NORTH KOREA FRIENDSHIP WEEK

Published: September 27, 2012 at 9:38am

Do read the link I’ve posted below. It’s fascinating to see how we lived and what we put up with because we were outnumbered by the Pitchfork Army and their money-grubbing tal-pepe camp-followers.

It’s not so fascinating to see the spiritual descendants of those money-grubbing tal-pepe camp-followers about to do it again.

Kif ma jisthux. And boasting about it, too, with pride and bravado. Imagine that.




16 Comments Comment

  1. Nighthawk says:

    There’s more on this website. Here’s a man persecuted by Hitler, sent to a concentration camp by the Nazis as a teenager for anti-Nazi activities, comparing Mintoff’s education policies to the Nazis’.

    http://maltaundermintoff.wordpress.com/2012/09/04/either-unhappy-workers-or-underqualified-students-or-both/

    Read the letter for an expert analysis of Labour’s education policy under Mintoff.

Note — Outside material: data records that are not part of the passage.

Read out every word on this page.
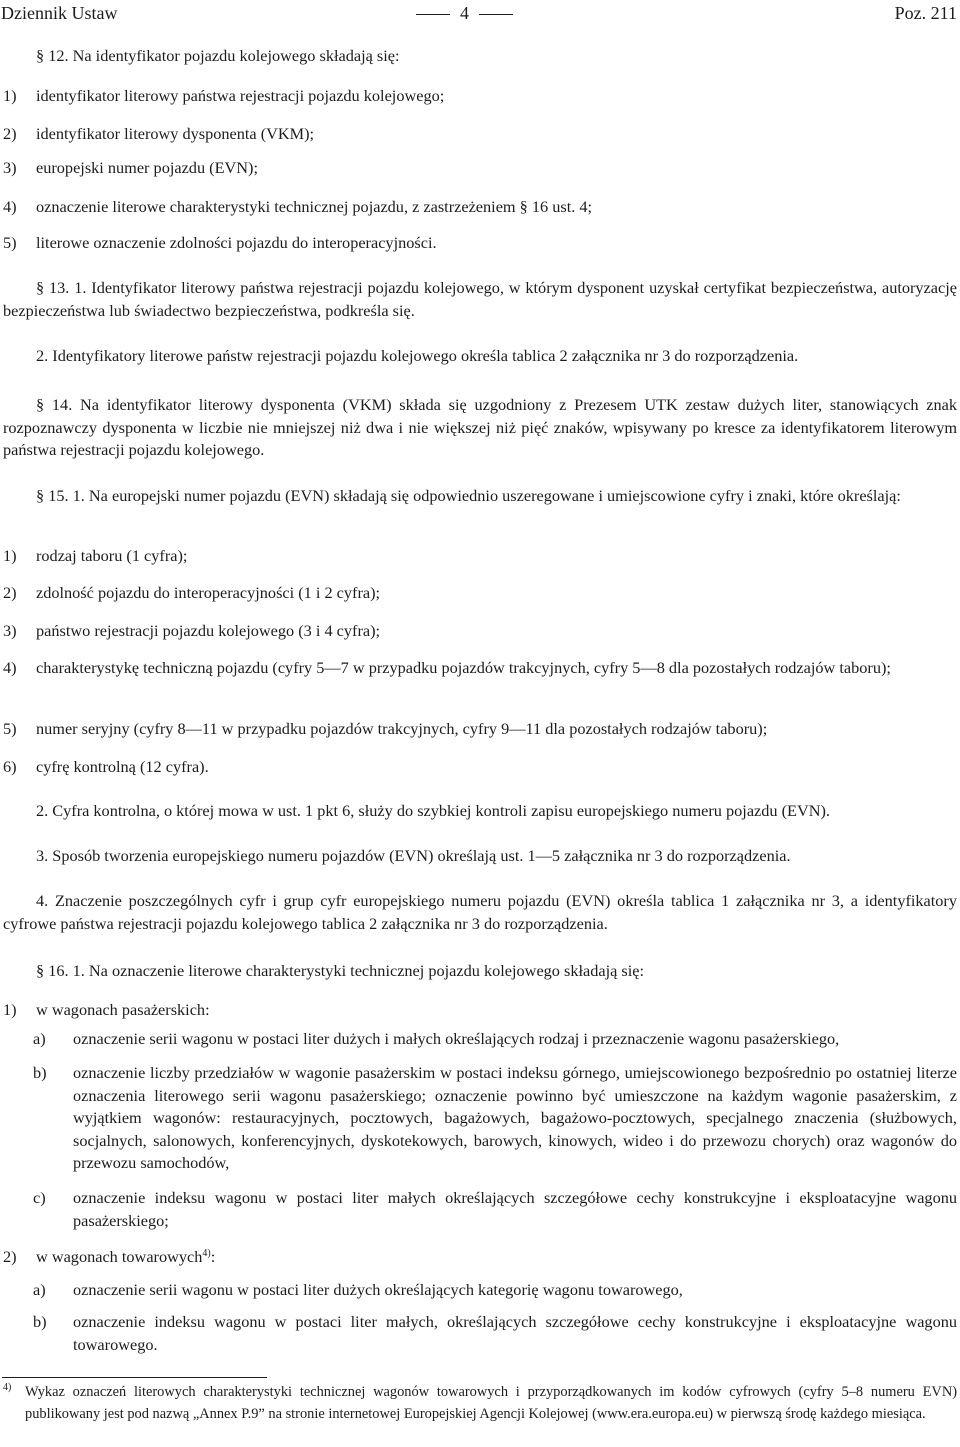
Dziennik Ustaw	4	Poz. 211
§ 12. Na identyfikator pojazdu kolejowego składają się:
1) identyfikator literowy państwa rejestracji pojazdu kolejowego;
2) identyfikator literowy dysponenta (VKM);
3) europejski numer pojazdu (EVN);
4) oznaczenie literowe charakterystyki technicznej pojazdu, z zastrzeżeniem § 16 ust. 4;
5) literowe oznaczenie zdolności pojazdu do interoperacyjności.
§ 13. 1. Identyfikator literowy państwa rejestracji pojazdu kolejowego, w którym dysponent uzyskał certyfikat bezpieczeństwa, autoryzację bezpieczeństwa lub świadectwo bezpieczeństwa, podkreśla się.
2. Identyfikatory literowe państw rejestracji pojazdu kolejowego określa tablica 2 załącznika nr 3 do rozporządzenia.
§ 14. Na identyfikator literowy dysponenta (VKM) składa się uzgodniony z Prezesem UTK zestaw dużych liter, stanowiących znak rozpoznawczy dysponenta w liczbie nie mniejszej niż dwa i nie większej niż pięć znaków, wpisywany po kresce za identyfikatorem literowym państwa rejestracji pojazdu kolejowego.
§ 15. 1. Na europejski numer pojazdu (EVN) składają się odpowiednio uszeregowane i umiejscowione cyfry i znaki, które określają:
1) rodzaj taboru (1 cyfra);
2) zdolność pojazdu do interoperacyjności (1 i 2 cyfra);
3) państwo rejestracji pojazdu kolejowego (3 i 4 cyfra);
4) charakterystykę techniczną pojazdu (cyfry 5—7 w przypadku pojazdów trakcyjnych, cyfry 5—8 dla pozostałych rodzajów taboru);
5) numer seryjny (cyfry 8—11 w przypadku pojazdów trakcyjnych, cyfry 9—11 dla pozostałych rodzajów taboru);
6) cyfrę kontrolną (12 cyfra).
2. Cyfra kontrolna, o której mowa w ust. 1 pkt 6, służy do szybkiej kontroli zapisu europejskiego numeru pojazdu (EVN).
3. Sposób tworzenia europejskiego numeru pojazdów (EVN) określają ust. 1—5 załącznika nr 3 do rozporządzenia.
4. Znaczenie poszczególnych cyfr i grup cyfr europejskiego numeru pojazdu (EVN) określa tablica 1 załącznika nr 3, a identyfikatory cyfrowe państwa rejestracji pojazdu kolejowego tablica 2 załącznika nr 3 do rozporządzenia.
§ 16. 1. Na oznaczenie literowe charakterystyki technicznej pojazdu kolejowego składają się:
1) w wagonach pasażerskich:
a) oznaczenie serii wagonu w postaci liter dużych i małych określających rodzaj i przeznaczenie wagonu pasażerskiego,
b) oznaczenie liczby przedziałów w wagonie pasażerskim w postaci indeksu górnego, umiejscowionego bezpośrednio po ostatniej literze oznaczenia literowego serii wagonu pasażerskiego; oznaczenie powinno być umieszczone na każdym wagonie pasażerskim, z wyjątkiem wagonów: restauracyjnych, pocztowych, bagażowych, bagażowo-pocztowych, specjalnego znaczenia (służbowych, socjalnych, salonowych, konferencyjnych, dyskotekowych, barowych, kinowych, wideo i do przewozu chorych) oraz wagonów do przewozu samochodów,
c) oznaczenie indeksu wagonu w postaci liter małych określających szczegółowe cechy konstrukcyjne i eksploatacyjne wagonu pasażerskiego;
2) w wagonach towarowych$^{4)}$:
a) oznaczenie serii wagonu w postaci liter dużych określających kategorię wagonu towarowego,
b) oznaczenie indeksu wagonu w postaci liter małych, określających szczegółowe cechy konstrukcyjne i eksploatacyjne wagonu towarowego.
4) Wykaz oznaczeń literowych charakterystyki technicznej wagonów towarowych i przyporządkowanych im kodów cyfrowych (cyfry 5–8 numeru EVN) publikowany jest pod nazwą „Annex P.9” na stronie internetowej Europejskiej Agencji Kolejowej (www.era.europa.eu) w pierwszą środę każdego miesiąca.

    And here’s the gentleman’s credentials:

    http://en.wikipedia.org/wiki/Ralf_Dahrendorf

    • Konti Ugolino says:

      No wonder the Mintoff girls were educated in universities in the imperialist /capitalist west,

      NOT EVEN MINTOFF HAD ANY FAITH IN HIS OWN REFORMS AT THE TIME.

  2. Evarist Saliba says:

    This is not living in the past.

    Alex Sceberras Trigona was voted back into the front line of the Labour Party after an invitation by the present leader, Joseph Muscat, for old-timers to come forward, and he is now responsible for the international relations of the party, a task practically identical to that he held when he was responsible for the signing of the secret agreement with North Korea.

    It is not the Nationalist Party which is bringing up the past but the Labour Party itself, and glorifying it.

    • Allo Allo says:

      If there was one thing which Sant did admirably it was getting rid of the old cobwebs, only for Muscat to undo everything.

  3. Noel D'Emanuele. says:

    SCUM. The whole lot of them.

  4. miki says:

    don’t want to be a pain in the ass but i think you meant “money grabbing” as opposed to “money grubbing”.
    Uff.
    I have to stop this.
    Sorry.
    Must visit me shrink now.

    [Daphne – No. I meant exactly what I wrote: money-grubbing. Google it. Or I’ll just save you the bother: http://www.thefreedictionary.com/moneygrubbing . It’s actually money-GRABbing that’s erroneous, in the sense that it’s a corruption of money-grubbing.]

  5. Mandy Mallia says:

    As a child growing up in Sliema in the 1970s/1980s, it was considered the norm to see hordes of North Koreans in their denim-coloured uniforms being shunted by the bus-load to and from Tigne Barracks.

    Though I didn’t understand the implications of their presence in Malta at that age, we eventually experienced the brunt of it some years later when they – or the “personnel” they trained – were an ominous presence at students’ protests against the closure of our schools in the early 1980s.

  6. miki says:

    well, actually, not entirely my bad . . .

    US vs UK again.

    u used there, a used here.

    but they only use a kind of bastardised dialect of our language.

  7. anthony says:

    This was my beloved country’s moment of shame.

    I was one of a few hundred who had the courage (and the resources, to be fair) to stand up to a brutal, totalitarian and fascist regime.

    I was almost starved and bankrupted in the process and had to resort to family handouts. The ordeal lasted nine whole years.

    My children ask : Was it worth it pa ?

    Worth it ?

    It was my finest hour.

    I yearn to go through it again.

    I blame Eddie Fenech Adami and GonziPN (as always) for denying me the opportunity.

    I will never forget what a staunch PL supporter, who was also a colleague, told me when the situation went over the top.

    He said to me “the men have been counted”.

    How right he was.

  8. elephant says:

    May I ask? – was the “secret treaty” legal? I believe that any treaty, to be considered valid, had to have the approval of Parliament. Is this so?

    • Angus Black says:

      If the treaty was secret, and Parliament did not know about it, how could it have been debated and voted for?

      In any case it was an agreement between governments and therefore binding.

      It was years (actually quite recently) that the affair was made public and therefore it is now that sane minded people should show their disgust and contempt of such action by Mintoff, AST and the Socialist clique and not vote for the stars of the ‘golden era’.

    • La Redoute says:

      That was the 1980s under Labour. The rule of law was a fairy tale.